Rose McGowan Calls for Entire Weinstein Company Board to Resign


"Charmed" actress Rose McGowan minces no words about her feelings toward studio executive Harvey Weinstein, whose history of sexual harassment was laid bare last week in a New York Times exposé.

McGowan, also a director, has suggested that anyone who does business with Weinstein is "complicit" and "even dirtier," and has called for women in Hollywood to speak up against a misogynistic "power structure that needs to be brought down."

On Sunday night, following the announcement that Weinstein had been fired from his own company, McGowan raised her voice once more - calling this time for the company's entire board to resign and for men in Hollywood to "change" their behavior.
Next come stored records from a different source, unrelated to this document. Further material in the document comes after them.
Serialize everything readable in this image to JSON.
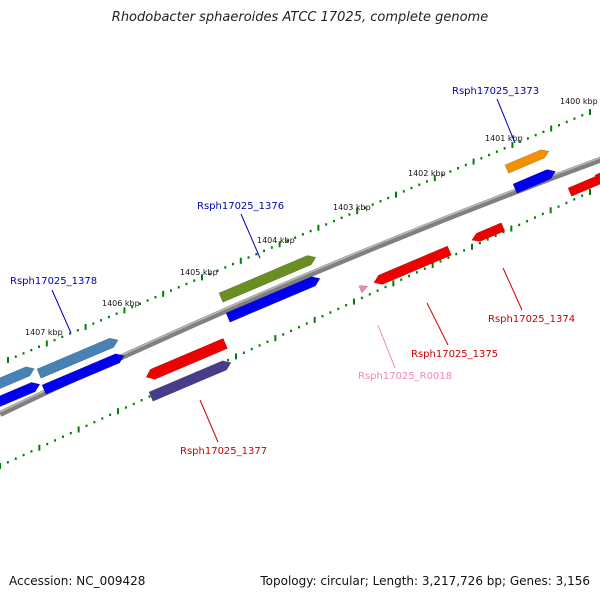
{
  "title": "Rhodobacter sphaeroides ATCC 17025, complete genome",
  "footer": {
    "accession": "Accession: NC_009428",
    "summary": "Topology: circular; Length: 3,217,726 bp; Genes: 3,156"
  },
  "kbp_ticks": [
    "1400 kbp",
    "1401 kbp",
    "1402 kbp",
    "1403 kbp",
    "1404 kbp",
    "1405 kbp",
    "1406 kbp",
    "1407 kbp"
  ],
  "gene_labels": [
    {
      "id": "Rsph17025_1373",
      "color": "#0000b4"
    },
    {
      "id": "Rsph17025_1374",
      "color": "#cc0000"
    },
    {
      "id": "Rsph17025_1375",
      "color": "#cc0000"
    },
    {
      "id": "Rsph17025_R0018",
      "color": "#ee88bb"
    },
    {
      "id": "Rsph17025_1376",
      "color": "#0000b4"
    },
    {
      "id": "Rsph17025_1377",
      "color": "#cc0000"
    },
    {
      "id": "Rsph17025_1378",
      "color": "#0000b4"
    }
  ],
  "colors": {
    "backbone": "#808080",
    "cds_blue": "#0000ee",
    "gene_red": "#ee0000",
    "gene_orange": "#f39000",
    "gene_green": "#6b8e23",
    "gene_steelblue": "#4682b4",
    "gene_slate": "#483d8b",
    "rna_pink": "#ee88bb",
    "tick_green": "#008000"
  }
}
"I'm calling on the board to resign effective immediately," McGowan told Hollywood Reporter. "And for other men to stop other men when they are being disgusting."

"Men in Hollywood need to change ASAP," she added. "Hollywood's power is dying because society has changed and grown, and yet Hollywood male behavior has not. It is so not a good look ... The men of Hollywood need to know they own no woman."
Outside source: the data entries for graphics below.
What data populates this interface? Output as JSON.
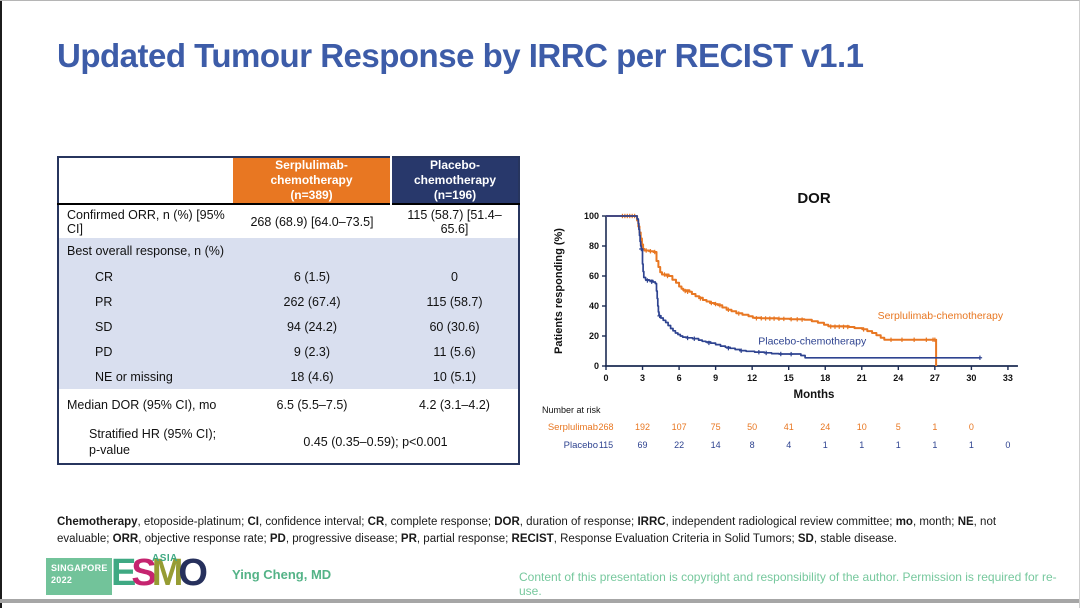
{
  "slide": {
    "title": "Updated Tumour Response by IRRC per RECIST v1.1"
  },
  "colors": {
    "title_blue": "#3d5ca8",
    "serplulimab_orange": "#e87722",
    "placebo_navy": "#28386b",
    "curve_blue": "#2e4390",
    "row_light_blue": "#d9dfef",
    "footer_green": "#54b387"
  },
  "table": {
    "header": {
      "col2_line1": "Serplulimab-chemotherapy",
      "col2_line2": "(n=389)",
      "col3_line1": "Placebo-chemotherapy",
      "col3_line2": "(n=196)"
    },
    "rows": [
      {
        "label": "Confirmed ORR, n (%) [95% CI]",
        "serplulimab": "268 (68.9) [64.0–73.5]",
        "placebo": "115 (58.7) [51.4–65.6]"
      },
      {
        "label": "Best overall response, n (%)"
      },
      {
        "label": "CR",
        "serplulimab": "6 (1.5)",
        "placebo": "0"
      },
      {
        "label": "PR",
        "serplulimab": "262 (67.4)",
        "placebo": "115 (58.7)"
      },
      {
        "label": "SD",
        "serplulimab": "94 (24.2)",
        "placebo": "60 (30.6)"
      },
      {
        "label": "PD",
        "serplulimab": "9 (2.3)",
        "placebo": "11 (5.6)"
      },
      {
        "label": "NE or missing",
        "serplulimab": "18 (4.6)",
        "placebo": "10 (5.1)"
      },
      {
        "label": "Median DOR (95% CI), mo",
        "serplulimab": "6.5 (5.5–7.5)",
        "placebo": "4.2 (3.1–4.2)"
      },
      {
        "label_line1": "Stratified HR (95% CI);",
        "label_line2": "p-value",
        "merged": "0.45 (0.35–0.59); p<0.001"
      }
    ]
  },
  "chart_data": {
    "type": "line",
    "subtype": "kaplan-meier-step",
    "title": "DOR",
    "xlabel": "Months",
    "ylabel": "Patients responding (%)",
    "xlim": [
      0,
      34.5
    ],
    "ylim": [
      0,
      100
    ],
    "xticks": [
      0,
      3,
      6,
      9,
      12,
      15,
      18,
      21,
      24,
      27,
      30,
      33
    ],
    "yticks": [
      0,
      20,
      40,
      60,
      80,
      100
    ],
    "legend_position": "on-curve-labels",
    "grid": false,
    "series": [
      {
        "name": "Serplulimab-chemotherapy",
        "color": "#e87722",
        "label_x": 22.3,
        "label_y": 31.5,
        "steps": [
          [
            0,
            100
          ],
          [
            2.55,
            97
          ],
          [
            2.65,
            93
          ],
          [
            2.75,
            89
          ],
          [
            2.85,
            85
          ],
          [
            2.95,
            81
          ],
          [
            3.05,
            78
          ],
          [
            3.15,
            77
          ],
          [
            3.55,
            76.5
          ],
          [
            3.9,
            76
          ],
          [
            4.15,
            70
          ],
          [
            4.3,
            66
          ],
          [
            4.45,
            62.5
          ],
          [
            4.6,
            61
          ],
          [
            5.15,
            60
          ],
          [
            5.45,
            57.5
          ],
          [
            5.75,
            55.5
          ],
          [
            6.0,
            53
          ],
          [
            6.2,
            51.5
          ],
          [
            6.35,
            50.5
          ],
          [
            6.85,
            49.5
          ],
          [
            7.05,
            48
          ],
          [
            7.35,
            46.5
          ],
          [
            7.65,
            45.5
          ],
          [
            7.95,
            44
          ],
          [
            8.25,
            43
          ],
          [
            8.55,
            42
          ],
          [
            8.9,
            41.3
          ],
          [
            9.2,
            40.5
          ],
          [
            9.55,
            39
          ],
          [
            9.9,
            37.5
          ],
          [
            10.3,
            36.5
          ],
          [
            10.7,
            35.2
          ],
          [
            11.2,
            34.2
          ],
          [
            11.7,
            33.2
          ],
          [
            12.05,
            32.2
          ],
          [
            12.7,
            31.8
          ],
          [
            14.1,
            31.5
          ],
          [
            15.1,
            31.2
          ],
          [
            16.3,
            30.8
          ],
          [
            16.9,
            29.8
          ],
          [
            17.4,
            28.8
          ],
          [
            17.9,
            27.5
          ],
          [
            18.25,
            26.5
          ],
          [
            19.95,
            26
          ],
          [
            20.4,
            25.3
          ],
          [
            21.05,
            24.5
          ],
          [
            21.45,
            23.3
          ],
          [
            21.85,
            22
          ],
          [
            22.2,
            20.5
          ],
          [
            22.55,
            18.8
          ],
          [
            22.85,
            17.5
          ],
          [
            27.1,
            0
          ]
        ],
        "censors": [
          [
            1.35,
            100
          ],
          [
            1.55,
            100
          ],
          [
            1.75,
            100
          ],
          [
            1.95,
            100
          ],
          [
            2.15,
            100
          ],
          [
            2.35,
            100
          ],
          [
            3.3,
            77
          ],
          [
            3.65,
            76.5
          ],
          [
            4.0,
            76
          ],
          [
            4.8,
            61
          ],
          [
            5.05,
            60
          ],
          [
            6.5,
            50
          ],
          [
            6.7,
            49.5
          ],
          [
            7.75,
            45
          ],
          [
            8.65,
            42
          ],
          [
            9.0,
            41.3
          ],
          [
            9.35,
            40.5
          ],
          [
            10.05,
            37.5
          ],
          [
            10.9,
            35
          ],
          [
            12.35,
            31.8
          ],
          [
            12.75,
            31.8
          ],
          [
            13.1,
            31.7
          ],
          [
            13.45,
            31.6
          ],
          [
            13.8,
            31.6
          ],
          [
            14.2,
            31.5
          ],
          [
            14.6,
            31.4
          ],
          [
            15.2,
            31.2
          ],
          [
            15.7,
            31.1
          ],
          [
            16.1,
            30.9
          ],
          [
            18.45,
            26.3
          ],
          [
            18.8,
            26.2
          ],
          [
            19.15,
            26.2
          ],
          [
            19.5,
            26.1
          ],
          [
            19.85,
            26
          ],
          [
            21.15,
            24.4
          ],
          [
            23.4,
            17.5
          ],
          [
            24.3,
            17.5
          ],
          [
            25.3,
            17.5
          ],
          [
            26.3,
            17.5
          ],
          [
            26.85,
            17.5
          ],
          [
            27.0,
            17.5
          ]
        ]
      },
      {
        "name": "Placebo-chemotherapy",
        "color": "#2e4390",
        "label_x": 12.5,
        "label_y": 14.5,
        "steps": [
          [
            0,
            100
          ],
          [
            2.55,
            98
          ],
          [
            2.65,
            95
          ],
          [
            2.7,
            91
          ],
          [
            2.75,
            87
          ],
          [
            2.8,
            83
          ],
          [
            2.85,
            80
          ],
          [
            2.9,
            78
          ],
          [
            3.0,
            68
          ],
          [
            3.05,
            63
          ],
          [
            3.1,
            59
          ],
          [
            3.25,
            57.5
          ],
          [
            3.55,
            57
          ],
          [
            3.85,
            56
          ],
          [
            4.05,
            55
          ],
          [
            4.15,
            50
          ],
          [
            4.2,
            45
          ],
          [
            4.25,
            40
          ],
          [
            4.3,
            36
          ],
          [
            4.35,
            33.5
          ],
          [
            4.5,
            32
          ],
          [
            4.7,
            30.5
          ],
          [
            4.9,
            29
          ],
          [
            5.1,
            27
          ],
          [
            5.3,
            25
          ],
          [
            5.5,
            23.5
          ],
          [
            5.7,
            22
          ],
          [
            5.9,
            21
          ],
          [
            6.1,
            20
          ],
          [
            6.3,
            19.3
          ],
          [
            6.6,
            18.8
          ],
          [
            7.1,
            18.3
          ],
          [
            7.6,
            17.3
          ],
          [
            7.9,
            16.5
          ],
          [
            8.2,
            16
          ],
          [
            8.6,
            15.3
          ],
          [
            9.0,
            14.3
          ],
          [
            9.4,
            13.3
          ],
          [
            9.8,
            12.5
          ],
          [
            10.2,
            11.8
          ],
          [
            10.6,
            11
          ],
          [
            11.0,
            10.3
          ],
          [
            11.5,
            9.8
          ],
          [
            12.2,
            9.3
          ],
          [
            13.0,
            8.8
          ],
          [
            13.6,
            8.3
          ],
          [
            14.2,
            8
          ],
          [
            16.0,
            7
          ],
          [
            16.35,
            5.5
          ],
          [
            30.7,
            5.5
          ]
        ],
        "censors": [
          [
            2.9,
            78
          ],
          [
            3.4,
            57
          ],
          [
            3.75,
            56.2
          ],
          [
            4.4,
            33.4
          ],
          [
            6.7,
            18.7
          ],
          [
            7.25,
            18.2
          ],
          [
            8.45,
            15.4
          ],
          [
            10.05,
            11.9
          ],
          [
            11.1,
            10.2
          ],
          [
            12.55,
            9.2
          ],
          [
            13.15,
            8.7
          ],
          [
            14.35,
            8
          ],
          [
            15.2,
            7.9
          ],
          [
            30.7,
            5.5
          ]
        ]
      }
    ],
    "number_at_risk": {
      "label": "Number at risk",
      "rows": [
        {
          "name": "Serplulimab",
          "color": "#e87722",
          "values": [
            268,
            192,
            107,
            75,
            50,
            41,
            24,
            10,
            5,
            1,
            0
          ]
        },
        {
          "name": "Placebo",
          "color": "#2e4390",
          "values": [
            115,
            69,
            22,
            14,
            8,
            4,
            1,
            1,
            1,
            1,
            1,
            0
          ]
        }
      ]
    }
  },
  "footnote": {
    "segments": [
      {
        "b": "Chemotherapy"
      },
      {
        "t": ", etoposide-platinum; "
      },
      {
        "b": "CI"
      },
      {
        "t": ", confidence interval; "
      },
      {
        "b": "CR"
      },
      {
        "t": ", complete response; "
      },
      {
        "b": "DOR"
      },
      {
        "t": ", duration of response; "
      },
      {
        "b": "IRRC"
      },
      {
        "t": ", independent radiological review committee; "
      },
      {
        "b": "mo"
      },
      {
        "t": ", month; "
      },
      {
        "b": "NE"
      },
      {
        "t": ", not evaluable; "
      },
      {
        "b": "ORR"
      },
      {
        "t": ", objective response rate; "
      },
      {
        "b": "PD"
      },
      {
        "t": ", progressive disease; "
      },
      {
        "b": "PR"
      },
      {
        "t": ", partial response; "
      },
      {
        "b": "RECIST"
      },
      {
        "t": ", Response Evaluation Criteria in Solid Tumors; "
      },
      {
        "b": "SD"
      },
      {
        "t": ", stable disease."
      }
    ]
  },
  "footer": {
    "singapore_line1": "SINGAPORE",
    "singapore_line2": "2022",
    "esmo_letters": [
      "E",
      "S",
      "M",
      "O"
    ],
    "asia": "ASIA",
    "author": "Ying Cheng, MD",
    "copyright": "Content of this presentation is copyright and responsibility of the author. Permission is required for re-use."
  }
}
Almost half of The Weinstein Company's all-male board has resigned since the publication of the explosive Times report. Just four of the original nine board members (which had included Weinstein himself) are believed to remain. They include Weinstein's brother Bob Weinstein, co-founder of the company.

The Times reported that McGowan received a $100,000 settlement from Weinstein in 1997 after "an episode in a hotel room during the Sundance Film Festival." McGowan, according to the article, was one of at least eight women who had reached settlements with Weinstein over sexual harassment allegations.
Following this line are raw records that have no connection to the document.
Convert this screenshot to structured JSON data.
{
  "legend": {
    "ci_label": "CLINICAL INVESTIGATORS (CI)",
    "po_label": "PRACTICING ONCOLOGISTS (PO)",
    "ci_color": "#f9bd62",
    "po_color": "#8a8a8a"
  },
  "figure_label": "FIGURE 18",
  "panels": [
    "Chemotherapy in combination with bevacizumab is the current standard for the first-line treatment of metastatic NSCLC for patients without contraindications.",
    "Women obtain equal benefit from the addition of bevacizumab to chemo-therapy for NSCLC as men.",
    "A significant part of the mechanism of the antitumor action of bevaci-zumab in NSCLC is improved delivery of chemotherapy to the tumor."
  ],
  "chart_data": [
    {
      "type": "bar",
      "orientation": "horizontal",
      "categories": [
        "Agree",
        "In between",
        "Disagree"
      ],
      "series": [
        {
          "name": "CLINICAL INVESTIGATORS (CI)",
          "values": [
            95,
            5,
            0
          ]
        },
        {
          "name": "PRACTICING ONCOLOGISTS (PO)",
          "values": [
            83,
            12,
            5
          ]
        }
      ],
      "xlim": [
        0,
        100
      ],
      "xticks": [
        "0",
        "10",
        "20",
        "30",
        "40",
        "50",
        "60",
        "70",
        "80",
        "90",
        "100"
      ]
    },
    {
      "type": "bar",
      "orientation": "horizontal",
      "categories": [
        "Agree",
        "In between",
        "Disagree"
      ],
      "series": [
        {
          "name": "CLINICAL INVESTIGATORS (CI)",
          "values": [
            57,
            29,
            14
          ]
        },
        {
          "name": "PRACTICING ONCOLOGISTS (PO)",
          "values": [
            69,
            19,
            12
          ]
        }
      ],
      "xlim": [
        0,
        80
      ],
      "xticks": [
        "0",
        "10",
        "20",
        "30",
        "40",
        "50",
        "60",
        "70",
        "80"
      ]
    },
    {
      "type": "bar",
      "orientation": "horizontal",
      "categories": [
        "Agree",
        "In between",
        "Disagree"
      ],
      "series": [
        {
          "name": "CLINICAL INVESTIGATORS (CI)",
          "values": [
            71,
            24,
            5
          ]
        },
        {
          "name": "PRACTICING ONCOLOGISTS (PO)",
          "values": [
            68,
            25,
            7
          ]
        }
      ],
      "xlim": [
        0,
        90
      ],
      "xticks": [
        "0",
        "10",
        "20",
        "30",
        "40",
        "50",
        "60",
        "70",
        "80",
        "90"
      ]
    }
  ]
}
McGowan declined to comment for the Times' report (some have speculated that she kept mum because her settlement may have involved a non-disclosure agreement). Talk that she was sexually assaulted by Weinstein has circulated since at least 2016, when McGowan tweeted about being "raped" by a studio executive.

She's emerged in the past few days as one of Weinstein's most fervent critics. In a Sunday tweet, she obliquely referred to him as a "monster":

She also suggested she donated her "settlement" to the East Los Angeles Women's Center, an organization dedicated to helping victims of domestic violence and sexual assault. And she lauded both the Times and the women who have spoken out against Weinstein for "bravery."